The Peak family was instrumental in the development of the Christian Church (DOC) in Dallas and Fort Worth. The Dallas Peaks were founding members of the first protestant church in Dallas, which led to the founding of Central Christian Church and East Dallas Christian Church in Dallas. Juliette’s brother, Carroll Peak and his wife Florence founded First Christian Church of Fort Worth.

Vivacious, attractive and gentle-hearted, Juliette was Dallas’ first May Queen. Her words of kindness made her the friend of everyone. She captured the attention of many suitors and married a young lawyer from Fort Worth, Archibald Young Fowler, the senior law partner of John Peter Smith. Two children, Ada and A.Y. Jr., both died as infants. Her husband died from wounds sustained in an argument with the Tarrant County sheriff.  Widowed at 23, Juliette returned to Dallas and never remarried.

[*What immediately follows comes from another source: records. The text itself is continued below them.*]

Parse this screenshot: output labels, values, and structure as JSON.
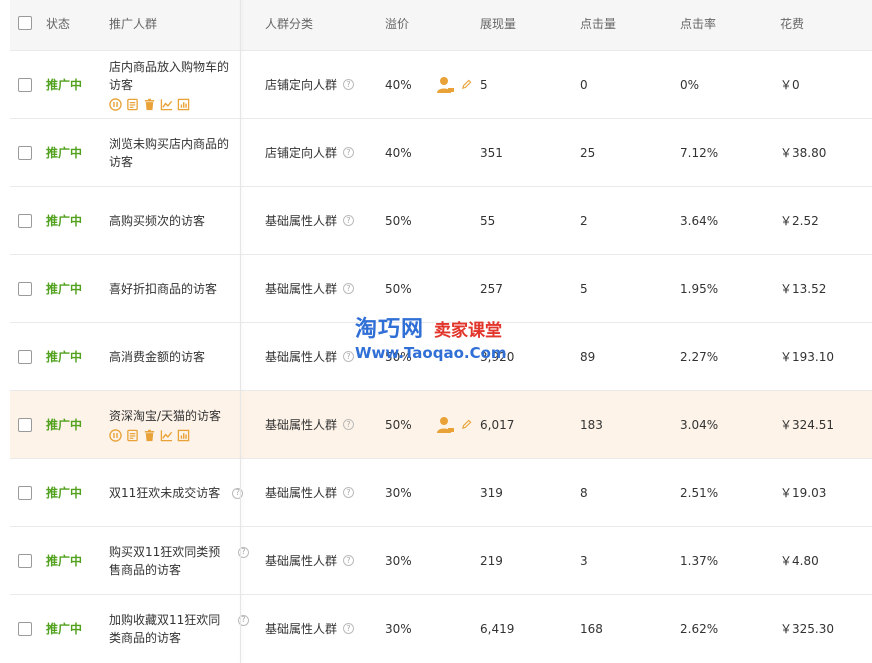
{
  "header": {
    "status": "状态",
    "name": "推广人群",
    "category": "人群分类",
    "premium": "溢价",
    "impressions": "展现量",
    "clicks": "点击量",
    "ctr": "点击率",
    "cost": "花费"
  },
  "rows": [
    {
      "status": "推广中",
      "name": "店内商品放入购物车的访客",
      "category": "店铺定向人群",
      "premium": "40%",
      "impressions": "5",
      "clicks": "0",
      "ctr": "0%",
      "cost": "￥0"
    },
    {
      "status": "推广中",
      "name": "浏览未购买店内商品的访客",
      "category": "店铺定向人群",
      "premium": "40%",
      "impressions": "351",
      "clicks": "25",
      "ctr": "7.12%",
      "cost": "￥38.80"
    },
    {
      "status": "推广中",
      "name": "高购买频次的访客",
      "category": "基础属性人群",
      "premium": "50%",
      "impressions": "55",
      "clicks": "2",
      "ctr": "3.64%",
      "cost": "￥2.52"
    },
    {
      "status": "推广中",
      "name": "喜好折扣商品的访客",
      "category": "基础属性人群",
      "premium": "50%",
      "impressions": "257",
      "clicks": "5",
      "ctr": "1.95%",
      "cost": "￥13.52"
    },
    {
      "status": "推广中",
      "name": "高消费金额的访客",
      "category": "基础属性人群",
      "premium": "50%",
      "impressions": "3,920",
      "clicks": "89",
      "ctr": "2.27%",
      "cost": "￥193.10"
    },
    {
      "status": "推广中",
      "name": "资深淘宝/天猫的访客",
      "category": "基础属性人群",
      "premium": "50%",
      "impressions": "6,017",
      "clicks": "183",
      "ctr": "3.04%",
      "cost": "￥324.51"
    },
    {
      "status": "推广中",
      "name": "双11狂欢未成交访客",
      "category": "基础属性人群",
      "premium": "30%",
      "impressions": "319",
      "clicks": "8",
      "ctr": "2.51%",
      "cost": "￥19.03"
    },
    {
      "status": "推广中",
      "name": "购买双11狂欢同类预售商品的访客",
      "category": "基础属性人群",
      "premium": "30%",
      "impressions": "219",
      "clicks": "3",
      "ctr": "1.37%",
      "cost": "￥4.80"
    },
    {
      "status": "推广中",
      "name": "加购收藏双11狂欢同类商品的访客",
      "category": "基础属性人群",
      "premium": "30%",
      "impressions": "6,419",
      "clicks": "168",
      "ctr": "2.62%",
      "cost": "￥325.30"
    }
  ],
  "colors": {
    "status_green": "#52a21f",
    "icon_orange": "#e8a237",
    "highlight_row": "#fdf3e8",
    "header_bg": "#f6f6f6"
  },
  "watermark": {
    "site": "淘巧网",
    "slogan": "卖家课堂",
    "url": "Www.Taoqao.Com"
  }
}
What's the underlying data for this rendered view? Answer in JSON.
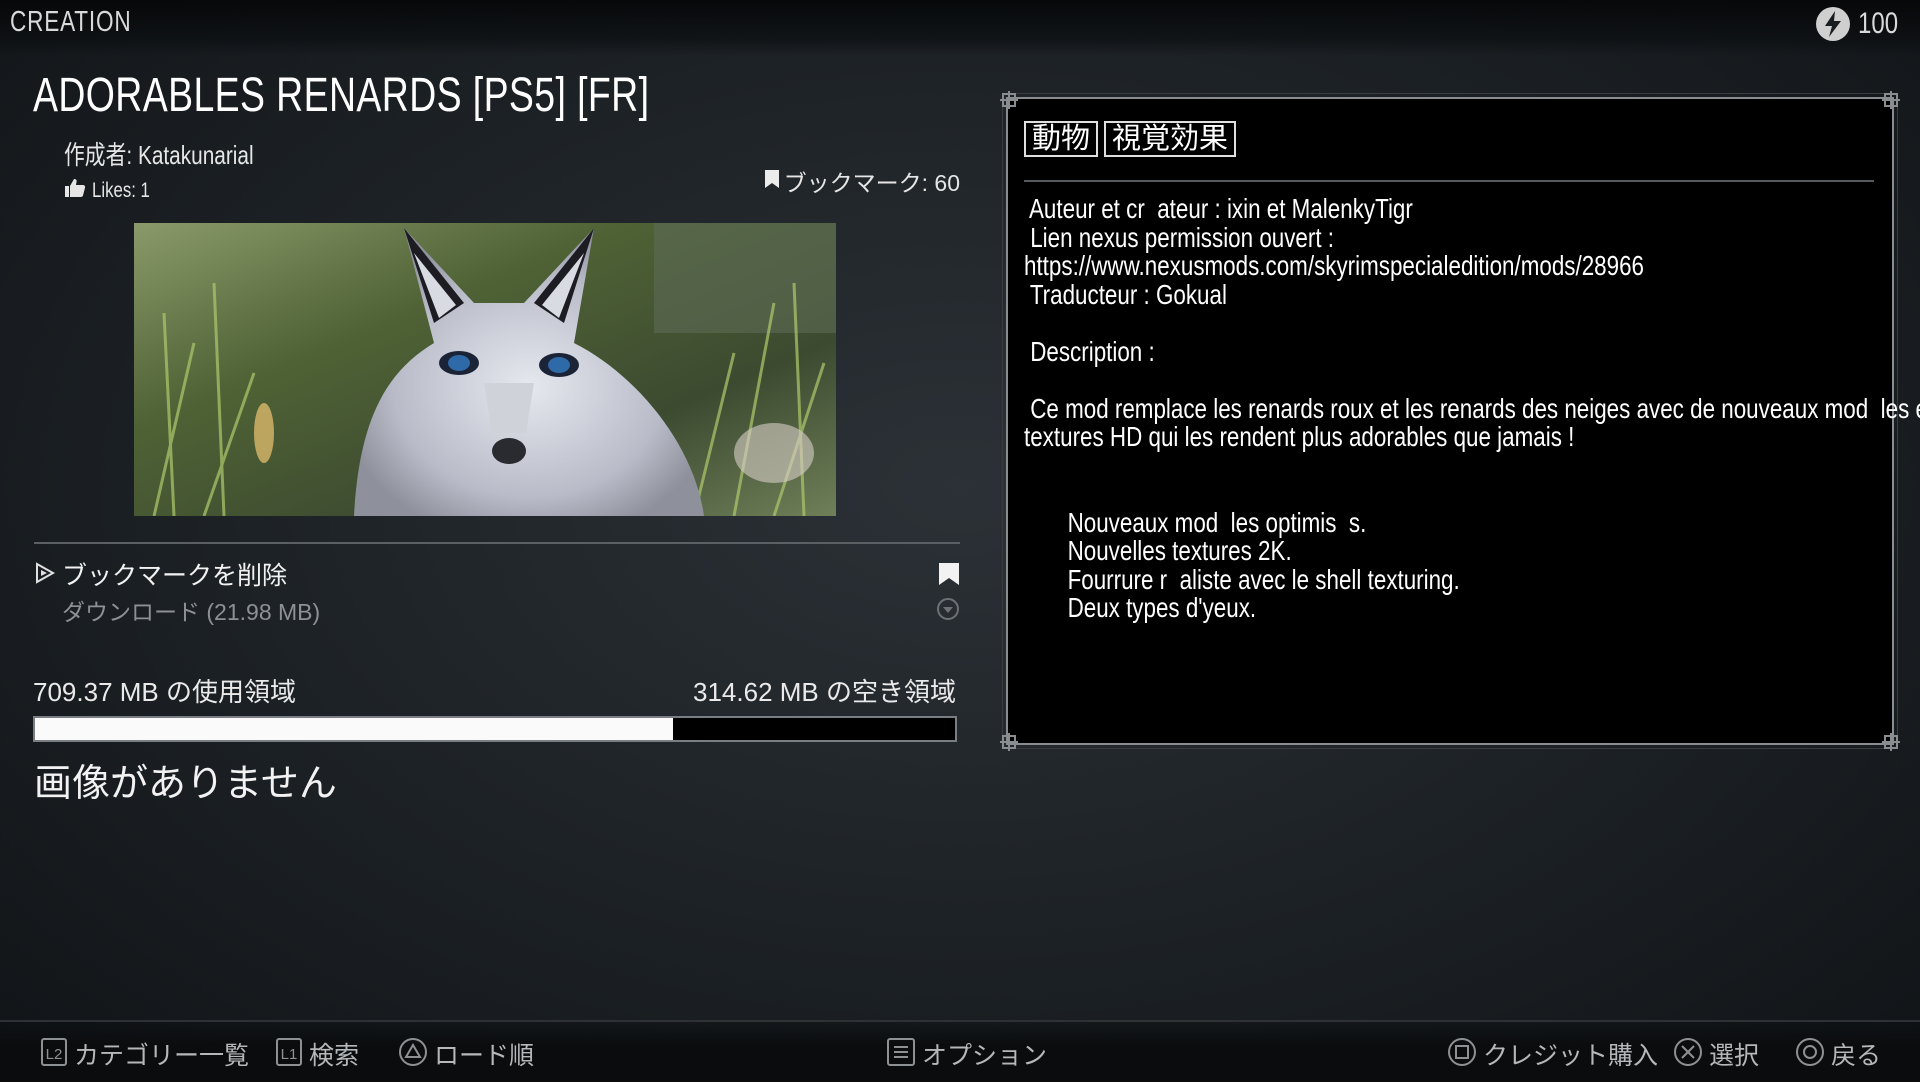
{
  "header": {
    "title": "CREATION",
    "credits": "100",
    "credits_icon": "lightning-bolt-icon"
  },
  "mod": {
    "title": "ADORABLES RENARDS [PS5] [FR]",
    "author": "作成者: Katakunarial",
    "likes": "Likes: 1",
    "bookmarks": "ブックマーク: 60",
    "tags": [
      "動物",
      "視覚効果"
    ],
    "description": [
      " Auteur et cr  ateur : ixin et MalenkyTigr",
      " Lien nexus permission ouvert :",
      "https://www.nexusmods.com/skyrimspecialedition/mods/28966",
      " Traducteur : Gokual",
      "",
      " Description :",
      "",
      " Ce mod remplace les renards roux et les renards des neiges avec de nouveaux mod  les et des",
      "textures HD qui les rendent plus adorables que jamais !",
      "",
      "",
      "       Nouveaux mod  les optimis  s.",
      "       Nouvelles textures 2K.",
      "       Fourrure r  aliste avec le shell texturing.",
      "       Deux types d'yeux."
    ]
  },
  "actions": {
    "remove_bookmark": "ブックマークを削除",
    "download": "ダウンロード (21.98 MB)"
  },
  "storage": {
    "used": "709.37 MB の使用領域",
    "free": "314.62 MB の空き領域",
    "used_fraction": 0.693
  },
  "no_image": "画像がありません",
  "footer": {
    "hints": [
      {
        "icon": "l2-button-icon",
        "label": "カテゴリー一覧"
      },
      {
        "icon": "l1-button-icon",
        "label": "検索"
      },
      {
        "icon": "triangle-button-icon",
        "label": "ロード順"
      },
      {
        "icon": "options-button-icon",
        "label": "オプション"
      },
      {
        "icon": "square-button-icon",
        "label": "クレジット購入"
      },
      {
        "icon": "cross-button-icon",
        "label": "選択"
      },
      {
        "icon": "circle-button-icon",
        "label": "戻る"
      }
    ]
  },
  "colors": {
    "background": "#1c2125",
    "panel": "#000000",
    "text": "#ffffff",
    "muted": "#8e9194",
    "bar_fill": "#fafafa"
  }
}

She devoted the rest of her life to caring for others and works of charity.  She adopted a young boy she found abandoned in her church.  She erected cottages in Chautauqua for the rejuvenation of young lady teachers from Texas.  She cared for her aging parents, all while envisioning and researching the methods and treatments for a safe haven for orphans and widows. 
  
Juliette died unexpectedly on Jun 4, 1889 in New York while seeking treatment for an ear infection. She was 52.  Her will designated $4000 and 15.5 acres of land in East Dallas to build a home for orphans and widows.  Through this act of benevolence, she became known as Dallas’ first major philanthropist.

Juliette’s funeral services were held at Bryan Street Christian Church. The June 27, 1889 issue of the Christian Courier announced Juliette’s death:

“A beautiful life has closed. In its depth of faith and trust; in its purity and consecration; in its humility and helpfulness; in its justness and charity, it affords a remarkable illustration of practical Christianity and furnishes an example for all who have witnessed it here, or who may hereafter; learn the simple story of her life.”